Lohan's performance earned her a Teen Choice Award for Choice Breakout Movie Actress.

===Legacy===
In 2024, Clare Martin of Paste Magazine reexamined the movie for its 20th anniversary and stated it "may have the best portrayal of an adolescent girl's inner life—not the serious, lonely moments, but the vibrant fantasies that fuel crushes and obsessions of the moment" as the character of Lola "may be chided as a drama queen during the film, but her intense emotions reflect the reality of teenage interiority" and her "unabashed enthusiasm and, at times, ridiculousness are so contrary to our lives that it's no wonder that [the movie] was slated by movie critics (a profession historically dominated by men)." Calling it a "heightened predecessor" to the 2017 film Lady Bird and drawing comparisons to the lead character of the novel Anne of Green Gables, Lohan's performance is also praised for making "a character that could be grating in the wrong hands extremely fun to watch." Rebecca Schriesheim of Collider dubbed it "one of the most underrated teen movies of the 2000s" and considered that it is overshadowed by Lohan's film Mean Girls from the same year.
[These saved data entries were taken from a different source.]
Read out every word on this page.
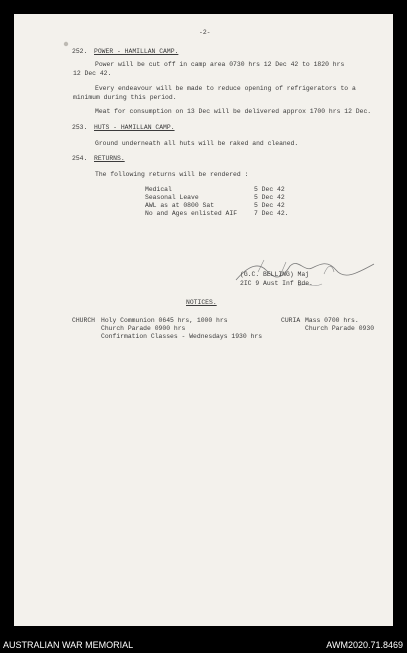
-2-
252. POWER - HAMILLAN CAMP.
Power will be cut off in camp area 0730 hrs 12 Dec 42 to 1820 hrs
12 Dec 42.
Every endeavour will be made to reduce opening of refrigerators to a
minimum during this period.
Meat for consumption on 13 Dec will be delivered approx 1700 hrs 12 Dec.
253. HUTS - HAMILLAN CAMP.
Ground underneath all huts will be raked and cleaned.
254. RETURNS.
The following returns will be rendered :
Medical	5 Dec 42
Seasonal Leave	5 Dec 42
AWL as at 0800 Sat	5 Dec 42
No and Ages enlisted AIF	7 Dec 42.
(G.C. BELLING) Maj
2IC 9 Aust Inf Bde.
NOTICES.
CHURCH Holy Communion 0645 hrs, 1000 hrs
Church Parade 0900 hrs
Confirmation Classes - Wednesdays 1930 hrs
CURIA Mass 0700 hrs.
Church Parade 0930
AUSTRALIAN WAR MEMORIAL	AWM2020.71.8469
Lohan's and Fox's performances are applauded, with the former delivering "the captivating larger-than-life persona that skyrocketed her to fame," as well as the themes addressed in the story: "the comedy musical is made by women, for women. It's also an over-the-top satire examining how pop culture and the media portray teenage girls. The film claps back by embracing the drama with strong female leads, and rejoices in their theatrics." In 2026, Entertainment Weekly listed it as one of the 25 most underrated 2000s Disney movies, with Kelly Martinez writing that "it's since been embraced as an appealing depiction of teenage girlhood. The story works on multiple levels, both as a fun girls' night flick and as a clever satire of the ridiculous way pop culture depicts young women."

A satirical poster of Confessions of a Teenage Drama Queen is featured in the 2023 surrealist film Beau is Afraid, directed by Ari Aster. 54 Below paid homage to the film with a 20th anniversary concert at the Broadway theater Studio 54 on February 20, 2024. It received a midnight screening at Quentin Tarantino's New Beverly Cinema in Los Angeles on November 16, 2024.

==Music==

The soundtrack was released February 17, 2004, by Hollywood Records and features Lindsay Lohan, Lillix, Simple Plan, and various other artists.